Operational support on board the yacht included John Paul Harney, Ontario secretary of the New Democratic Party, who was reported to be present to send the broadcasts. The involvement of a mainstream Canadian political figure highlighted the extent to which opposition to the Greek junta had resonated beyond the Greek diaspora and into wider democratic circles in North America.
In his recorded speeches, Andreas Papandreou urged passive resistance to the colonels’ regime, appealing to Greeks at home to maintain their resolve and to remember that their struggle was not forgotten abroad. The tone of the broadcasts was sober rather than incendiary, designed to inform and encourage rather than provoke.
The station’s impact, however, was short-lived. Almost immediately after transmissions began, Radio Free Greece was met with powerful jamming, widely believed to have been carried out by transmitters operated by the Greek military authorities. Combined with severe financial constraints, the interference ensured that the experiment lasted only the planned three days.

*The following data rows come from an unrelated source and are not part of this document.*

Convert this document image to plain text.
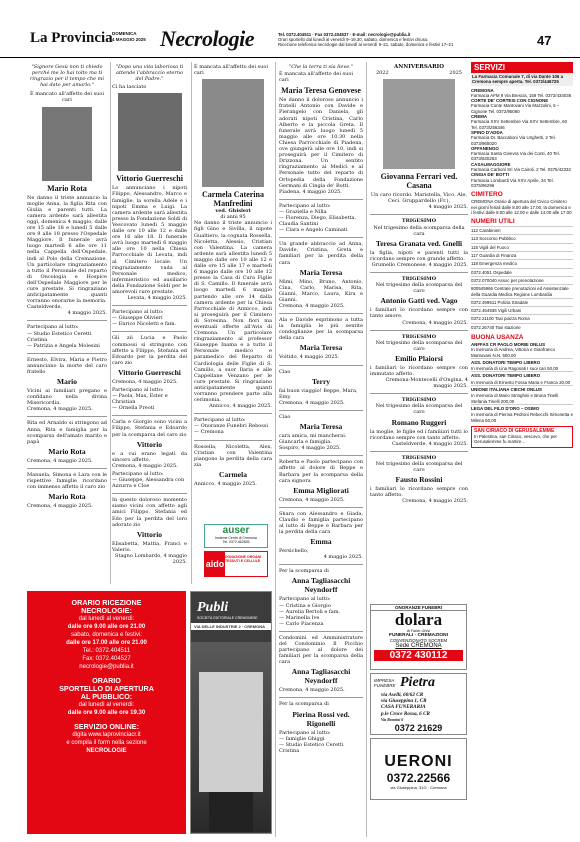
La Provincia DOMENICA
4 MAGGIO 2025 Necrologie	Tel. 0372.404511 · Fax 0372.404537 · E-mail: necrologie@publia.it
Orari sportello dal lunedì al venerdì 9–19.30, sabato, domenica e festivi chiuso.
Ricezione telefonica necrologie dal lunedì al venerdì 9–21, sabato, domenica e festivi 17–21	47
"Signore Gesù non ti chiedo perché me lo hai tolto ma ti ringrazio per il tempo che mi hai dato per amarlo."
È mancato all'affetto dei suoi cari
Mario Rota
Ne danno il triste annuncio la moglie Anna, la figlia Rita con Giulia e parenti tutti. La camera ardente sarà allestita oggi, domenica 4 maggio, dalle ore 15 alle 18 e lunedì 5 dalle ore 9 alle 18 presso l'Ospedale Maggiore. Il funerale avrà luogo martedì 6 alle ore 11 nella Cappella dell'Ospedale, indi al Polo della Cremazione. Un particolare ringraziamento a tutto il Personale del reparto di Oncologia e Hospice dell'Ospedale Maggiore per le cure prestate. Si ringraziano anticipatamente quanti vorranno onorarne la memoria.
Casteldverde,
4 maggio 2025.
Partecipano al lutto:
— Studio Estetico Ceretti Cristina
— Patrizia e Angela Molesini
Ernesto, Elvira, Maria e Pietro annunciano la morte del caro fratello
Mario
Vicini ai familiari pregano e confidano nella divina Misericordia.
Cremona, 4 maggio 2025.
Rita ed Arnaldo si stringono ad Anna, Rita e famiglia per la scomparsa dell'amato marito e papà
Mario Rota
Cremona, 4 maggio 2025.
Manuela, Simona e Lara con le rispettive famiglie ricordano con immenso affetto il caro zio
Mario Rota
Cremona, 4 maggio 2025.
"Dopo una vita laboriosa ti attende l'abbraccio eterno del Padre."
Ci ha lasciato
Vittorio Guerreschi
Lo annunciano i nipoti Filippo, Alessandro, Marco e famiglie, la sorella Adele e i nipoti Emma e Luigi. La camera ardente sarà allestita presso la Fondazione Soldi di Vescovato lunedì 5 maggio dalle ore 10 alle 12 e dalle ore 16 alle 18. Il funerale avrà luogo martedì 6 maggio alle ore 10 nella Chiesa Parrocchiale di Levata, indi al Cimitero locale. Un ringraziamento vada al Personale medico, infermieristico ed ausiliario della Fondazione Soldi per le amorevoli cure prestate.
Levata, 4 maggio 2025.
Partecipano al lutto:
— Giuseppe Olivieri
— Enrico Nicoletti e fam.
Gli zii Lucia e Paolo commossi si stringono con affetto a Filippo, Stefania ed Edoardo per la perdita del caro zio
Vittorio Guerreschi
Cremona, 4 maggio 2025.
Partecipano al lutto:
— Paola, Max, Ester e Christian
— Ornella Preoti
Carla e Giorgio sono vicini a Filippo, Stefania e Edoardo per la scomparsa del caro zio
Vittorio
e a cui erano legati da sincero affetto.
Cremona, 4 maggio 2025.
Partecipano al lutto:
— Giuseppe, Alessandra con Azzurra e Cloe
In questo doloroso momento siamo vicini con affetto agli amici Filippo, Stefania ed Edo per la perdita del loro adorato zio
Vittorio
Elisabetta, Mattia, Franci e Valerio.
Stagno Lombardo, 4 maggio 2025.
È mancata all'affetto dei suoi cari
Carmela Caterina Manfredini
ved. Ghisleri
di anni 95
Ne danno il triste annuncio i figli Gino e Sivilla, il nipote Gualtiero, la cognata Rossella, Nicoletta, Alessio, Cristian con Valentina. La camera ardente sarà allestita lunedì 5 maggio dalle ore 10 alle 12 e dalle ore 15 alle 17 e martedì 6 maggio dalle ore 10 alle 12 presso la Casa di Cura Figlie di S. Camillo. Il funerale avrà luogo martedì 6 maggio partendo alle ore 14 dalla camera ardente per la Chiesa Parrocchiale di Annicco, indi si proseguirà per il Cimitero di Soresina. Non fiori ma eventuali offerte all'Avis di Cremona. Un particolare ringraziamento al professor Giuseppe Inama e a tutto il Personale medico e paramedico del Reparto di Cardiologia delle Figlie di S. Camillo, a suor Ilaria e alle Cappellane Venzano per le cure prestate. Si ringraziano anticipatamente quanti vorranno prendere parte alla cerimonia.
Annicco, 4 maggio 2025.
Partecipano al lutto:
— Onoranze Funebri Rebossi
— Cremona
Rossella, Nicoletta, Alex, Cristian con Valentina piangono la perdita della cara zia
Carmela
Annicco, 4 maggio 2025.
auser
Insieme Centri di Cremona
Tel. 0372.462835
aido
DONAZIONE ORGANI TESSUTI E CELLULE
"Che la terra ti sia lieve."
È mancata all'affetto dei suoi cari
Maria Teresa Genovese
Ne danno il doloroso annuncio i fratelli Antonio con Davide e Pierangelo con Daniela, gli adorati nipoti Cristina, Carlo Alberto e la piccola Greta. Il funerale avrà luogo lunedì 5 maggio alle ore 10.30 nella Chiesa Parrocchiale di Piadena, ove giungerà alle ore 10, indi si proseguirà per il Cimitero di Drizzona. Un sentito ringraziamento ai Medici e al Personale tutto del reparto di Ortopedia della Fondazione Germani di Cingia de' Botti.
Piadena, 4 maggio 2025.
Partecipano al lutto:
— Graziella e Nilla
— Fiorenza, Diego, Elisabetta, Claudia Santini
— Clara e Angelo Caminati
Un grande abbraccio ad Anna, Davide, Cristina, Greta e familiari per la perdita della cara
Maria Teresa
Mimi, Mino, Bruno, Antonio, Cina, Carlo, Marisa, Rita, Gianni, Marco, Laura, Kira e Gianni.
Cremona, 4 maggio 2025.
Ala e Davide esprimono a tutta la famiglia le più sentite condoglianze per la scomparsa della cara
Maria Teresa
Voltido, 4 maggio 2025.
Ciao
Terry
fai buon viaggio! Beppe, Mara, Emy.
Cremona, 4 maggio 2025.
Ciao
Maria Teresa
cara amica, mi mancherai. Giancarla e famiglia.
Sospiro, 4 maggio 2025.
Roberta e Paolo partecipano con affetto al dolore di Beppe e Barbara per la scomparsa della cara signora
Emma Migliorati
Cremona, 4 maggio 2025.
Shara con Alessandro e Giada, Claudio e famiglia partecipano al lutto di Beppe e Barbara per la perdita della cara
Emma
Persichello,
4 maggio 2025.
Per la scomparsa di
Anna Tagliasacchi Neyndorff
Partecipano al lutto:
— Cristina e Giorgio
— Aurelia Bertoli e fam.
— Marinella Ive
— Carlo Piacenza
Condomini ed Amministratore del Condominio Il Picchio partecipano al dolore dei familiari per la scomparsa della cara
Anna Tagliasacchi Neyndorff
Cremona, 4 maggio 2025.
Per la scomparsa di
Pierina Rossi ved. Rigonelli
Partecipano al lutto:
— famiglie Ghiggi
— Studio Estetico Ceretti Cristina
ANNIVERSARIO
2022	2025
Giovanna Ferrari ved. Casana
Un caro ricordo. Maristella, Vico, Ale, Ceci. Gruppardello (Fr.),
4 maggio 2025.
TRIGESIMO
Nel trigesimo della scomparsa della cara
Teresa Granata ved. Gnelli
la figlia, nipoti e parenti tutti la ricordano sempre con grande affetto.
Grumello Cremonese, 4 maggio 2025.
TRIGESIMO
Nel trigesimo della scomparsa del caro
Antonio Gatti ved. Vago
i familiari lo ricordano sempre con tanto amore.
Cremona, 4 maggio 2025.
TRIGESIMO
Nel trigesimo della scomparsa del caro
Emilio Plaiorsi
i familiari lo ricordano sempre con immutato affetto.
Cremona-Montecelli d'Ongina, 4 maggio 2025.
TRIGESIMO
Nel trigesimo della scomparsa del caro
Romano Ruggeri
la moglie, le figlie ed i familiari tutti lo ricordano sempre con tanto affetto.
Casteldverde, 4 maggio 2025.
TRIGESIMO
Nel trigesimo della scomparsa del caro
Fausto Rossini
i familiari lo ricordano sempre con tanto affetto.
Cremona, 4 maggio 2025.
ONORANZE FUNEBRI
dolara
di Fabio Ghisi
FUNERALI · CREMAZIONI
CONVENZIONATO SOCREM
Sede CREMONA
0372 430112
IMPRESA FUNEBRE Pietra
via Aselli, 60/62 CR
via Giuseppina 1, CR
CASA FUNERARIA
p.le Croce Rossa, 6 CR
Via Rosmini 6
0372 21629
UERONI
0372.22566
via Giuseppina, 31G · Cremona
ORARIO RICEZIONE
NECROLOGIE:
dal lunedì al venerdì:
dalle ore 9.00 alle ore 21.00
sabato, domenica e festivi:
dalle ore 17.00 alle ore 21.00
Tel.: 0372.404511
Fax: 0372.404527
necrologie@publia.it
ORARIO
SPORTELLO DI APERTURA
AL PUBBLICO:
dal lunedì al venerdì:
dalle ore 9.00 alle ore 19.30
SERVIZIO ONLINE:
digita www.laprovinciacr.it
e compila il form nella sezione
NECROLOGIE
Publi
SOCIETÀ EDITORIALE CREMONESE
VIA DELLE INDUSTRIE 2 · CREMONA
SERVIZI
La Farmacia Comunale 7, di via Dante 106 a Cremona sempre aperta. Tel. 0372/446725
CREMONA
Farmacia AFM 9 Via Brescia, 159 Tel. 0372/434036
CORTE DE' CORTESI CON CIGNONE
Farmacia Conte Mantovani Via Mazzolini, 5 – Cignone Tel. 0372/95060
CREMA
Farmacia XXV Settembre Via XXV Settembre, 60 Tel. 0373/256346
SPINO D'ADDA
Farmacia Dr. Baccaboni Via Unghetti, 2 Tel. 0373/965020
OFFANENGO
Farmacia Santa Ginevra Via dei Conti, 40 Tel. 0373/630263
CASALMAGGIORE
Farmacia Carboni Sri Via Cairoli, 2 Tel. 0375/42332
CINGIA DE' BOTTI
Farmacia Lombardi Via XXV Aprile, 34 Tel. 0375/96296
CIMITERO
CREMONA Orario di apertura del Civico Cimitero nei giorni feriali dalle 8.00 alle 17.00, la domenica e i festivi dalle 8.00 alle 12.00 e dalle 14.00 alle 17.00
NUMERI UTILI
112 Carabinieri
113 Soccorso Pubblico
115 Vigili del Fuoco
117 Guardia di Finanza
118 Emergenza medico
0372.4051 Ospedale
0372.070040 Assoc per prenotazione
800545966 Centrale prenotazioni ed Assistenziale della Guardia Medica Regione Lombardia
0372.499511 Polizia Stradale
0372.454936 Vigili Urbani
0372.21100 Taxi piazza Roma
0372.26740 Taxi stazione
BUONA USANZA
ANFFAS CR PAOLO MORBI ONLUS
In memoria di Andrea, Vittoria e Gianfranco Mantovani N.N. 500,00
ASS. DONATORI TEMPO LIBERO
In memoria di Lina Ragonati I suoi cari 50,00
ASS. DONATORI TEMPO LIBERO
In memoria di Ernesto Fossa Maria e Franca 20,00
UNIONE ITALIANA CIECHI ONLUS
In memoria di Mario Stringhini e Bruna Tinelli Stefania Tinelli 200,00
LEGA DEL FILO D'ORO – OSIMO
In memoria di Pierina Pedroni Rebecchi Simonetta e Milena 50,00
SAN CIRIACO DI GERUSALEMME
In Palestina, san Ciriaco, vescovo, che per Gerusalemme fu martire...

Despite its brevity, the initiative did not end in silence. A few weeks after the test broadcasts, Canadians for a Free Greece announced plans to purchase a stronger transmitter, with the stated aim of enabling permanent broadcasts in the future. Whether or not those ambitions could be realised, the March 1970 transmissions from the Hebe had already demonstrated the symbolic value of offshore radio as a tool of political expression.